而他所暗藏的城府,也應是遠沒有表面看上去的這般馴弱。
……
二人在涼亭中相談不久,夏靈就抱着一個包裹跑了回來。
看到夏靈的身影,二人默契地停止了交談。
“娘娘,您要的東西。”夏靈跑得滿頭是汗,交給景玉甯時還喘着粗氣。
景玉甯起身從她手中接過包裹,放到石桌上:
“辛苦你了。”
夏靈抖羅着空下來的雙手,上前來回觀察,好奇地問:
“您是要做什麼呀。”
景玉甯這時轉過頭對陸齊道:
“陸公公可否離遠些,稍等我們一會兒?”
“是。”陸齊起身行禮,依言退至到再也看不到槐樹下二人的遠處,背對着他們。
待陸齊走了,景玉甯才把包裹打開。
隻見裡面是一疊被珍藏得整整齊齊的信件,上面放着一個品相極上成的梅花和田玉墜。
“這是……”夏靈看到後頓住了。
這些不是少爺向來最珍惜的書信與玉墜子麼。
平日裡他都愛不釋手,生怕磕了碰了或者髒了,現在怎麼給拿出來了?
她有些好奇地看向景玉甯,還沒吭聲就景玉甯也對她吩咐道:“靈兒,你也在這兒候着吧,我想一個人弄。”
“哦,好。”
夏靈不明所以,隻得站在原地雙眼巴巴地瞅着他。
她看見景玉甯把包裹四角的布又蓋了上去,然後拿起涼亭旁放置的一把生鏽鐵鏟,走到快枯死的巨型槐樹底下,開始挖起了土。
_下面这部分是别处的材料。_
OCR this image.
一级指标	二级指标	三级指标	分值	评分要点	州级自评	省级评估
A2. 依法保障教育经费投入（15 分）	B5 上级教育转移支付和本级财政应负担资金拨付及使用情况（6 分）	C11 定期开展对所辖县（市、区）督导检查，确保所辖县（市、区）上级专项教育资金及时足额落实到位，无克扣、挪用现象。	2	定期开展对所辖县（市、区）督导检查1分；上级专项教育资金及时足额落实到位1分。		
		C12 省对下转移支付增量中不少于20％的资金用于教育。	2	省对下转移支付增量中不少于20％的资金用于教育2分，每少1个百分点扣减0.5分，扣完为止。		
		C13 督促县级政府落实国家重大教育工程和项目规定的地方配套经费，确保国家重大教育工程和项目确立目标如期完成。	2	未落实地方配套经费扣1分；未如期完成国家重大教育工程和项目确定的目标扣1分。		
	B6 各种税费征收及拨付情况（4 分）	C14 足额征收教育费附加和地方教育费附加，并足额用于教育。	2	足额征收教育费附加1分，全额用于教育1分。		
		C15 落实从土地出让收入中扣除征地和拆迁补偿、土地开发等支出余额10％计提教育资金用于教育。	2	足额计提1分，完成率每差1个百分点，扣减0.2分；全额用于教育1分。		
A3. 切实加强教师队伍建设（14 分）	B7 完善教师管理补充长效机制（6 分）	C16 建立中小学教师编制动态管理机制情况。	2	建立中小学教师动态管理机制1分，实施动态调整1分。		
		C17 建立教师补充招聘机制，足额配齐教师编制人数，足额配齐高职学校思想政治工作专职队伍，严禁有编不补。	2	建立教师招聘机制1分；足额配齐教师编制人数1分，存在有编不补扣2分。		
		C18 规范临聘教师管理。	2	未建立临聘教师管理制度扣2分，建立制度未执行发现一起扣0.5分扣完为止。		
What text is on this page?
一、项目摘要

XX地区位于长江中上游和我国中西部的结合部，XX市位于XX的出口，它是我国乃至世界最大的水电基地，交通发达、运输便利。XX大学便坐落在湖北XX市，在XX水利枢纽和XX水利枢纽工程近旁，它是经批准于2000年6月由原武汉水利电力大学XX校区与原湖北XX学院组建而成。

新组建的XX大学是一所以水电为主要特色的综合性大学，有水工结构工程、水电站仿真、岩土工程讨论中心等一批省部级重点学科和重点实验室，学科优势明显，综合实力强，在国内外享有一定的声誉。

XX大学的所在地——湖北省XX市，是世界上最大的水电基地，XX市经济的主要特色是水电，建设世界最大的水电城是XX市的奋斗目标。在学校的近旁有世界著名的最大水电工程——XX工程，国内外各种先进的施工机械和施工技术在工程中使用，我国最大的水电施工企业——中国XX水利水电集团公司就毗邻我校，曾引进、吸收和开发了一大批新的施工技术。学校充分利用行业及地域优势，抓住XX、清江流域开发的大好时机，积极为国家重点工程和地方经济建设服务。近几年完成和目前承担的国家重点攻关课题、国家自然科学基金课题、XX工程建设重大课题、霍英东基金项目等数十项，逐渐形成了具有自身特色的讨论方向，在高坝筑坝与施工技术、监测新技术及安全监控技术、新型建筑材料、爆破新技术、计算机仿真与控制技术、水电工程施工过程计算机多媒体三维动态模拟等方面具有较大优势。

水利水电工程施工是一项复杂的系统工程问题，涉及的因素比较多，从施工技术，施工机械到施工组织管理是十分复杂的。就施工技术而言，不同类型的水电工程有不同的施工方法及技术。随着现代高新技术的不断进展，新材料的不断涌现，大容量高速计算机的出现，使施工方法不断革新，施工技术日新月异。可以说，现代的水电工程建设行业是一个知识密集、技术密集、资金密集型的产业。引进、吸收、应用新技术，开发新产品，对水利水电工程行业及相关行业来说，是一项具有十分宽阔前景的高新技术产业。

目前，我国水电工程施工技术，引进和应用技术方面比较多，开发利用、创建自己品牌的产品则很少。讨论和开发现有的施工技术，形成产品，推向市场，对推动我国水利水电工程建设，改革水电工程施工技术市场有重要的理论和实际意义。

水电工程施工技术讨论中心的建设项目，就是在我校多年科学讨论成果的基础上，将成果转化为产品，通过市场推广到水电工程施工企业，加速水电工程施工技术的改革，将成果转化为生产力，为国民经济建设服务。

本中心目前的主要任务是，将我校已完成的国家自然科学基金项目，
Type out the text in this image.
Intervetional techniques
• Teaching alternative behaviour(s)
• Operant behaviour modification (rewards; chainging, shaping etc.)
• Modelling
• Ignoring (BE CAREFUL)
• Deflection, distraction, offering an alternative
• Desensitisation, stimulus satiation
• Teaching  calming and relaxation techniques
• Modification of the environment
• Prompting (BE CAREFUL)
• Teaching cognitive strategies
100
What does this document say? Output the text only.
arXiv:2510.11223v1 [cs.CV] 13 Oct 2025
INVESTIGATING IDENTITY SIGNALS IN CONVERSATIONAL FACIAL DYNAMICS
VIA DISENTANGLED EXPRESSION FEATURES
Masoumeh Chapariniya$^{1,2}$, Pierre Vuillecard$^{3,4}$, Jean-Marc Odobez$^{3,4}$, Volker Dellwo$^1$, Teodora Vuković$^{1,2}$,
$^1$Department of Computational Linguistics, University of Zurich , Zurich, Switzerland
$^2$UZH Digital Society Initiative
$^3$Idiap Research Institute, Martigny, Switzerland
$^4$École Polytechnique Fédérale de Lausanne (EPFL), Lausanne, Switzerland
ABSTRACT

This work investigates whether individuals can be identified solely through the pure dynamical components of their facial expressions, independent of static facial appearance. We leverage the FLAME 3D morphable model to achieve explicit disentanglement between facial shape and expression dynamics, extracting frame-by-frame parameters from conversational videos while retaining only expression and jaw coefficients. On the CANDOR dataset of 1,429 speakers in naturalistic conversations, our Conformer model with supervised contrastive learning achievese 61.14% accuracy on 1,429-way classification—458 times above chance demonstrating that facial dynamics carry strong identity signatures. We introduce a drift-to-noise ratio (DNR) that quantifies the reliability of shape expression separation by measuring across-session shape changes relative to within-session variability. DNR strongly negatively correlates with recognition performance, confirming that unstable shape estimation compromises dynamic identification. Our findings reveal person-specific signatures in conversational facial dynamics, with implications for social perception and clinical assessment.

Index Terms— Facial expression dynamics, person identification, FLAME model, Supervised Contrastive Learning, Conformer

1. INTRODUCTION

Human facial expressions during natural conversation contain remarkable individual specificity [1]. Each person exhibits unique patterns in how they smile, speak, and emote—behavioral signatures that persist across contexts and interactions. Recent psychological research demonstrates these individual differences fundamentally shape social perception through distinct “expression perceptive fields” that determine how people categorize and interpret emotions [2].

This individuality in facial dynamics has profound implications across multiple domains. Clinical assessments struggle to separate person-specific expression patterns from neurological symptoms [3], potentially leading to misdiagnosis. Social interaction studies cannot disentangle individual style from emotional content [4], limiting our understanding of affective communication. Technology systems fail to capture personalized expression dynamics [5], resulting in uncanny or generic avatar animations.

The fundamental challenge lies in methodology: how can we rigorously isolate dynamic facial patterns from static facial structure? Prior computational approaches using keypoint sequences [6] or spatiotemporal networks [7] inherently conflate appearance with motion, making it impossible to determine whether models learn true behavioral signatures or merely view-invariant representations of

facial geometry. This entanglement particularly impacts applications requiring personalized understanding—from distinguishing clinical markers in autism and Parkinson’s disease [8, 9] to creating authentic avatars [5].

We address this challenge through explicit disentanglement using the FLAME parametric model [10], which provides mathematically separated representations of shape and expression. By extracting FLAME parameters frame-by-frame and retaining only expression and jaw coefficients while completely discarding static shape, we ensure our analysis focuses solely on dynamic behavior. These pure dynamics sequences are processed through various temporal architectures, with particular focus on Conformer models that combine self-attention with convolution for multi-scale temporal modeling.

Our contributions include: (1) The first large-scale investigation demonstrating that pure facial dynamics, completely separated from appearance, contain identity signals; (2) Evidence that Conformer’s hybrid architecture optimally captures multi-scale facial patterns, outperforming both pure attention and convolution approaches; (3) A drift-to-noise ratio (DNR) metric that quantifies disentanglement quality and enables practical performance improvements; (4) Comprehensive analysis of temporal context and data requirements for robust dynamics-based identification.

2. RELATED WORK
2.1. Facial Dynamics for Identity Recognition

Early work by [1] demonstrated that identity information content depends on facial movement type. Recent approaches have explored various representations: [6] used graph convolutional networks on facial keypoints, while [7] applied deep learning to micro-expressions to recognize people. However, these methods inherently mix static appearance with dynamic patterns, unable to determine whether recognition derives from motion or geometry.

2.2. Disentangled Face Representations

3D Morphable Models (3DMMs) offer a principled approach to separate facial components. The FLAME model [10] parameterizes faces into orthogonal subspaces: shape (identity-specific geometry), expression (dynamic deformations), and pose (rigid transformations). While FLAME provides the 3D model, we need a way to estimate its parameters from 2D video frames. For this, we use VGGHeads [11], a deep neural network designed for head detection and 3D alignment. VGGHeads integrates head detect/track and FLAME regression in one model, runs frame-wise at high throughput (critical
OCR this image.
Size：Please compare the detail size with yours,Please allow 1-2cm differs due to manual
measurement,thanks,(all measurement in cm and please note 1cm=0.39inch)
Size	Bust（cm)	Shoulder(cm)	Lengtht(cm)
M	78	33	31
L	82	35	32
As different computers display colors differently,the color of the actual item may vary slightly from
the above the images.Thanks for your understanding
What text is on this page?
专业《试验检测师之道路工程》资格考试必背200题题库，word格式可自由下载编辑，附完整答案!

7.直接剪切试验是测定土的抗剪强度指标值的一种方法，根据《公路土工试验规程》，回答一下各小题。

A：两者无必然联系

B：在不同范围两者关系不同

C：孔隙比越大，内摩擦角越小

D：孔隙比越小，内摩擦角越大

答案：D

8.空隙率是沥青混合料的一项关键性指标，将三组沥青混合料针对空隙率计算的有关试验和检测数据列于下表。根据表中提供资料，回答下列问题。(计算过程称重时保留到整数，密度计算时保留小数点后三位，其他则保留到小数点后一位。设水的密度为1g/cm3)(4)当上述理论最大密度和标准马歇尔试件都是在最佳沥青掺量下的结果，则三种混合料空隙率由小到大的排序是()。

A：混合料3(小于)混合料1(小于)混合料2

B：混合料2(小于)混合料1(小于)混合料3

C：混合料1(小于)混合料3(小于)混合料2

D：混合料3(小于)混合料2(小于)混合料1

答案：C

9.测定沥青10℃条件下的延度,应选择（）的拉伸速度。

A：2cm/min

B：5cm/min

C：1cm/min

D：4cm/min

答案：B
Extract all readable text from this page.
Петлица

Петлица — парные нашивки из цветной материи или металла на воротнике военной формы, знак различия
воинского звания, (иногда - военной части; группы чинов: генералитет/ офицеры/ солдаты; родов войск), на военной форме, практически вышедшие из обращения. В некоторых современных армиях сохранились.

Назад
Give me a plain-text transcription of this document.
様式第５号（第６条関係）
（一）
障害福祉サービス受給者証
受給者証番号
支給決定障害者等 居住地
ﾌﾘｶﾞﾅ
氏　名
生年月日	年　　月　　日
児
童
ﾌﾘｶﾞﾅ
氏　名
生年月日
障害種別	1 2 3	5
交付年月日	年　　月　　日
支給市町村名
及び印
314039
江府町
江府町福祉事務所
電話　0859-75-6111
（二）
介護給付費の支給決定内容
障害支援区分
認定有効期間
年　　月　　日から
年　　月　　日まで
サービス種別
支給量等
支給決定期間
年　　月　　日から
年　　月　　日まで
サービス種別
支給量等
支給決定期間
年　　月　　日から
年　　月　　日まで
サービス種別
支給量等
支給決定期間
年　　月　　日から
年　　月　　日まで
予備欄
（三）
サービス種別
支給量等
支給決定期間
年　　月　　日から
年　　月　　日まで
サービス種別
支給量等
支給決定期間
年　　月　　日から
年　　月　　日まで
在挖土的時候必須彎腰曲背才能把鏟子鏟到土壤裡去,這個動作給景玉甯的膝蓋再次造成了不小的負擔。
不一會兒他就疼得出了一身冷汗,雙腿也直打顫。
夏靈看着心都疼了起來,趕上前道:“少爺,我來幫您吧。”
“不用。”
景玉甯抹了把額上的汗,頭也沒回地繼續拿鏟子挖土。
直到挖出一個挺深的洞時他才停下。
他讓夏靈把桌上的包裹拿過來。
包裹放在地上解開攤平,景他蹲下身,把裡面的東西一一拿出,擺放在挖好的土裡。
一張張信紙被整齊地落好,放在了土裡一側。
另一側放了那枚梅花玉墜。
把東西全都放好後,他低頭望着這土坑好一會兒,眸中似有不舍也有訣别,如同最後再跟它們告别一樣。
深色泥土對比應襯出紙與玉的白淨,這些被他捧至心間的東西,被一一埋進土壤之中,風吹落幾顆塵土落于上面,寂然中心緒亦是蕭瑟。
景玉甯在夏靈的攙扶下一點點艱難地站起身,一起又把洞給填了上。
他挖了很久,填也填了很久。
直到土地恢複成平面,
再也看不出這底下埋藏了什麼東西。
夏靈全程都目不轉盯地觀察着景玉甯,
他自始至終什麼都沒說,一滴淚也沒掉,連神情都非常平靜。
但夏靈還是看得出,她的少爺痛極了。
就像心裡的某樣東西死去一般,再也回不來。
那一次次挖下的土壤,就像在埋葬着自己。
夢醒時刻,那美夢中的人,霎時便也消逝不見了。
悄無聲息地死亡,隻剩有情人獨自于卑微中惦念。
夏靈一路扶着景玉甯走出院子,
他們緩慢邁出的每一步都仿佛是踏着山河青叢,欲迎風往那遼遠曠和之地而去。
夏靈忽然在這時想起從前景玉甯教過她的一首詩,裡面有這樣一句:
“人間自是有情癡,此恨不關風與月。”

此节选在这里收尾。